The impact of p53 on aristolochic acid I-induced nephrotoxicity and DNA damage in vivo and in vitro.
Sborchia M., De Prez EG., Antoine M-H., Bienfait L., Indra R., Valbuena G., Phillips DH., Nortier JL., Stiborová M., Keun HC., Arlt VM.
Exposure to aristolochic acid (AA) is associated with human nephropathy and urothelial cancer. The tumour suppressor TP53 is a critical gene in carcinogenesis and frequently mutated in AA-induced urothelial tumours. We investigated the impact of p53 on AAI-induced nephrotoxicity and DNA damage in vivo by treating Trp53(+/+), Trp53(+/-) and Trp53(-/-) mice with 3.5 mg/kg body weight (bw) AAI daily for 2 or 6 days. Renal histopathology showed a gradient of intensity in proximal tubular injury from Trp53(+/+) to Trp53(-/-) mice, especially after 6 days.
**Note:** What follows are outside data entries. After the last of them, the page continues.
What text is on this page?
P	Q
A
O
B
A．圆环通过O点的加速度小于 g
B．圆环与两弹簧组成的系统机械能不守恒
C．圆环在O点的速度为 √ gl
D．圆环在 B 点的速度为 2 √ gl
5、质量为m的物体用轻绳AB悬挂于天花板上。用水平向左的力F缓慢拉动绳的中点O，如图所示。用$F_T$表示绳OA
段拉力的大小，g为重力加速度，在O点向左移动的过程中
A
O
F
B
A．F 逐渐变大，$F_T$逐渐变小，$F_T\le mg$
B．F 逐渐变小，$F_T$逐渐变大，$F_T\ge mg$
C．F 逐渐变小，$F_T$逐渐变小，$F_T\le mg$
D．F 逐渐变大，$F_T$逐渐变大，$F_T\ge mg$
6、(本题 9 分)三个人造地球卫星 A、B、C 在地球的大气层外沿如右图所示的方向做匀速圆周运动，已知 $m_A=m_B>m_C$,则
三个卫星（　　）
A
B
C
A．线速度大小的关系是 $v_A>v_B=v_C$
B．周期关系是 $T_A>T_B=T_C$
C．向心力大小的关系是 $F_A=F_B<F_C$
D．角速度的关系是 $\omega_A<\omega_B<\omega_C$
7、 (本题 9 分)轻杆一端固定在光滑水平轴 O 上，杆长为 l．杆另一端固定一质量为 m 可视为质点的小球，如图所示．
The observed renal injury was supported by nuclear magnetic resonance (NMR)-based metabonomic measurements, where a consistent Trp53 genotype-dependent trend was observed for urinary metabolites that indicate aminoaciduria (i.e. alanine), lactic aciduria (i.e. lactate) and glycosuria (i.e. glucose). However, Trp53 genotype had no impact on AAI-DNA adduct levels, as measured by 32P-postlabelling, in either target (kidney and bladder) or non-target (liver) tissues, indicating that the underlying mechanisms of p53-related AAI-induced nephrotoxicity cannot be explained by differences in AAI genotoxicity. Performing gas chromatography-mass spectrometry (GC-MS) on kidney tissues showed metabolic pathways affected by AAI treatment, but again Trp53 status did not clearly impact on such metabolic profiles. We also cultured primary mouse embryonic fibroblasts (MEFs) derived from Trp53(+/+), Trp53(+/-) and Trp53(-/-) mice and exposed them to AAI in vitro (50 µM for up to 48 h). We found that Trp53 genotype impacted on the expression of NAD(P)H:quinone oxidoreductase (Nqo1), a key enzyme involved in AAI bioactivation. Nqo1 induction was highest in Trp53(+/+) MEFs and lowest in Trp53(-/-) MEFs; and it correlated with AAI-DNA adduct formation, with lowest adduct levels being observed in AAI-exposed Trp53(-/-) MEFs. Overall, our results clearly demonstrate that p53 status impacts on AAI-induced renal injury, but the underlying mechanism(s) involved remain to be further explored. Despite the impact of p53 on AAI bioactivation and DNA damage in vitro, such effects were not observed in vivo.